The six included articles on the SMAF were written by only two first authors (respectively Hebert and Desrosiers) between 1988 and 2012. As Hebert was the developer of this list, this may have been led to a bias in our review process, because some articles contained the same information. However, as all these articles were of good quality we think that we can safely recommend this instrument. Hebert [53] reveals also that the SMAF ADL could explain 57% of the variance in healthcare costs in community-dwelling older people, showing its usefulness in screening.

Frequently, we found articles concerning the OARS scale (see Table 2). Although the articles were evaluated as good quality, the findings revealed that reliability of the OARS was not very good, and validity was moderate. Doble and Fisher [23] mentioned the scale items were poorly targeted to an older population since almost half of their sample received maximal scores revealing rather low responsiveness and high-ceiling effects. They also found that continence and bathing have no good fit in their models and they have a plea for a combined measurement of ADL and IADL instead of a single ADL scale.

One of the articles concerning the NHIS ADL scale (see Table 2) was written by Jobe and Mingay [60]. They report a very interesting qualitative study revealing that respondents have a lot of problems with interpreting the questions on ADL: for example, denying problems in dressing by adjusting the clothes to be able to cope with tendonitis. Therefore, respondents clearly tend to underreport physical difficulties thereby compromising the validity of the questions (it did not measure what it was supposed to measure).

In general, as most ADL instruments use the same kind of questions with the same kind of answer categories we think that this problem not only accounts for the NHIS ADL but also for other (ADL) scales (for a good overview see Choi and Pak [72]). The problem with wording was also addressed by Rodgers and Miller [73] concerning a comparative analysis of ADL questions in surveys of older people: “… it is apparent that seemingly minor differences in the wording of questions can have large effects on the proportion of elderly respondents who report difficulty or the receipt of help with specific ADLs, the proportion who report any ADL limitation, and the average number of ADL limitations”. Together, with the earlier described problem that instruments could differ in the choice of the items used, this poses a barrier for implementation of ADL lists. This was also noticed and mentioned already in 1980 by Dunt et al. [74] who pointed to the importance of including the use of aids and assistance in the answer categories of ADL lists.

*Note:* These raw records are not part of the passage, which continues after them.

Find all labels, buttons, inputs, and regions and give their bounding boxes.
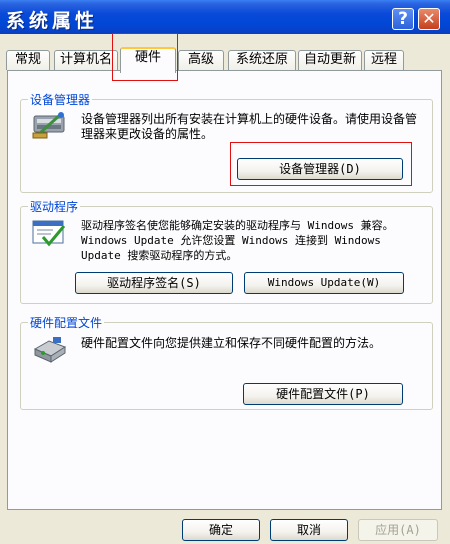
hardware-profiles-group: 硬件配置文件 硬件配置文件向您提供建立和保存不同硬件配置的方法。 硬件配置文件(…: [20, 314, 433, 410]
drivers-group: 驱动程序 驱动程序签名使您能够确定安装的驱动程序与 Windows 兼容。Win…: [20, 198, 433, 304]
hardware-tab-panel: 设备管理器 设备管理器列出所有安装在计算机上的硬件设备。请使用设备管理器来更改设…: [7, 70, 442, 510]
close-button[interactable]: ✕: [418, 8, 440, 30]
drivers-group-title: 驱动程序: [28, 198, 81, 215]
tab-computer-name[interactable]: 计算机名: [54, 50, 118, 70]
tab-highlight-box: [112, 33, 178, 81]
hardware-profiles-description: 硬件配置文件向您提供建立和保存不同硬件配置的方法。: [81, 336, 382, 350]
apply-button[interactable]: 应用(A): [358, 519, 438, 541]
tab-system-restore[interactable]: 系统还原: [228, 50, 296, 70]
window-title: 系统属性: [6, 10, 99, 32]
help-button[interactable]: ?: [392, 8, 414, 30]
device-manager-icon: [32, 112, 65, 139]
drivers-description: 驱动程序签名使您能够确定安装的驱动程序与 Windows 兼容。Windows …: [81, 219, 394, 262]
hardware-profiles-group-title: 硬件配置文件: [28, 314, 105, 331]
tab-general[interactable]: 常规: [6, 50, 50, 70]
windows-update-button[interactable]: Windows Update(W): [244, 272, 404, 294]
ok-button[interactable]: 确定: [182, 519, 260, 541]
tab-strip: 常规 计算机名 硬件 高级 系统还原 自动更新 远程: [4, 47, 444, 73]
device-manager-group-title: 设备管理器: [28, 91, 93, 108]
device-manager-highlight-box: [230, 142, 412, 186]
tab-remote[interactable]: 远程: [364, 50, 404, 70]
title-bar[interactable]: 系统属性 ? ✕: [0, 0, 450, 34]
device-manager-description: 设备管理器列出所有安装在计算机上的硬件设备。请使用设备管理器来更改设备的属性。: [81, 112, 418, 141]
driver-signing-button[interactable]: 驱动程序签名(S): [75, 272, 233, 294]
hardware-profiles-button[interactable]: 硬件配置文件(P): [243, 383, 403, 405]
system-properties-window: 系统属性 ? ✕ 常规 计算机名 硬件 高级 系统还原 自动更新 远程 设备管理…: [0, 0, 450, 544]
tab-advanced[interactable]: 高级: [178, 50, 224, 70]
hardware-profiles-icon: [33, 337, 67, 363]
tab-automatic-updates[interactable]: 自动更新: [298, 50, 362, 70]
driver-signing-icon: [32, 220, 66, 247]
cancel-button[interactable]: 取消: [270, 519, 348, 541]
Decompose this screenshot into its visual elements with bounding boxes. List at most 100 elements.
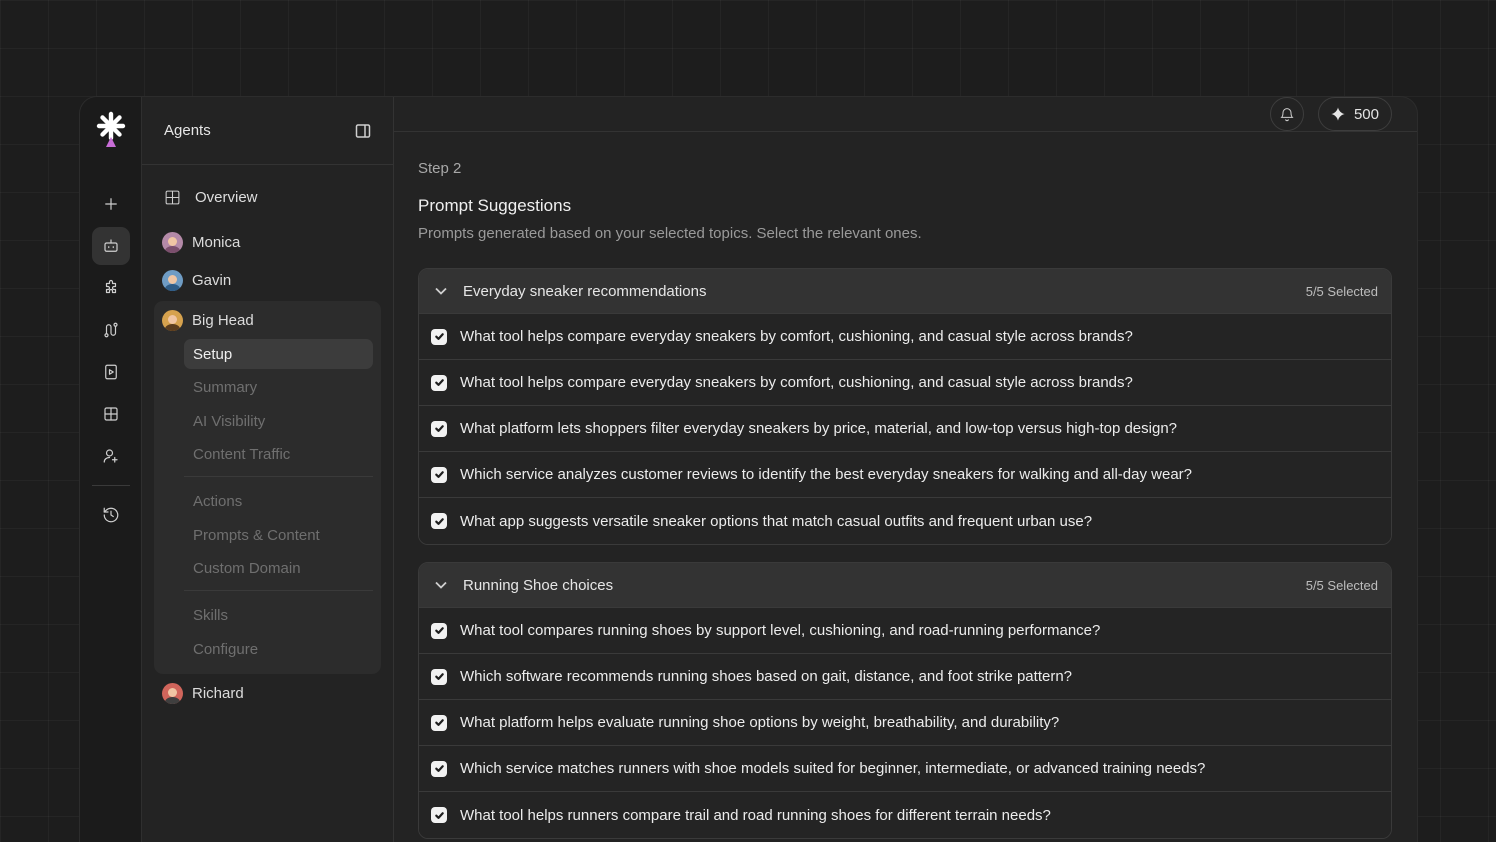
check-icon — [434, 471, 444, 478]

Unfortunately, few instruments reviewed followed that advice (as far as we could see, the SMAF, FIDS and Katz instruments do not include the use of aids in the answer categories; the Barthel mentions the use of aids while walking and climbing stairs; the NHIS ADL questions asks if and which aids are to be used). Given the number, older people that use walkers and wheeling chairs, it is an important point that should be addressed in the future.

Instruments developed for patient populations were excluded. We encountered a review concerning ADL lists for dementia patients by Sikkes [75] that concludes “The findings indicate that improvements in and more data on psychometric properties of (I)ADL questionnaires for dementia patients are necessary to justify their use”. This gives the same impression as our own review, namely that still lot of improvement need to be made.

An older review by Law and Letts [76] in the occupational therapy area suggests the use of home-made ADL checklists should be discontinued. The FIDS [64] is a recent home-made ADL checklist, however, it was developed in a thorough manner with enough quality for recommendation. The disadvantage is that it has only been utilized in research on Japanese populations.

Conclusion

In conclusion, only a few well-documented valid and reliable measures for ADL in populations of community-dwelling older people exist. Critical reflection in this field is necessary to avoid unnecessary modifications and the use of instruments that have not been documented to be valid and reliable. We recommend the SMAF and the FIDS in ADL screening and assessment. The Barthel Index and the 5-item list Katz inventory may be used with care concerning wording and items included.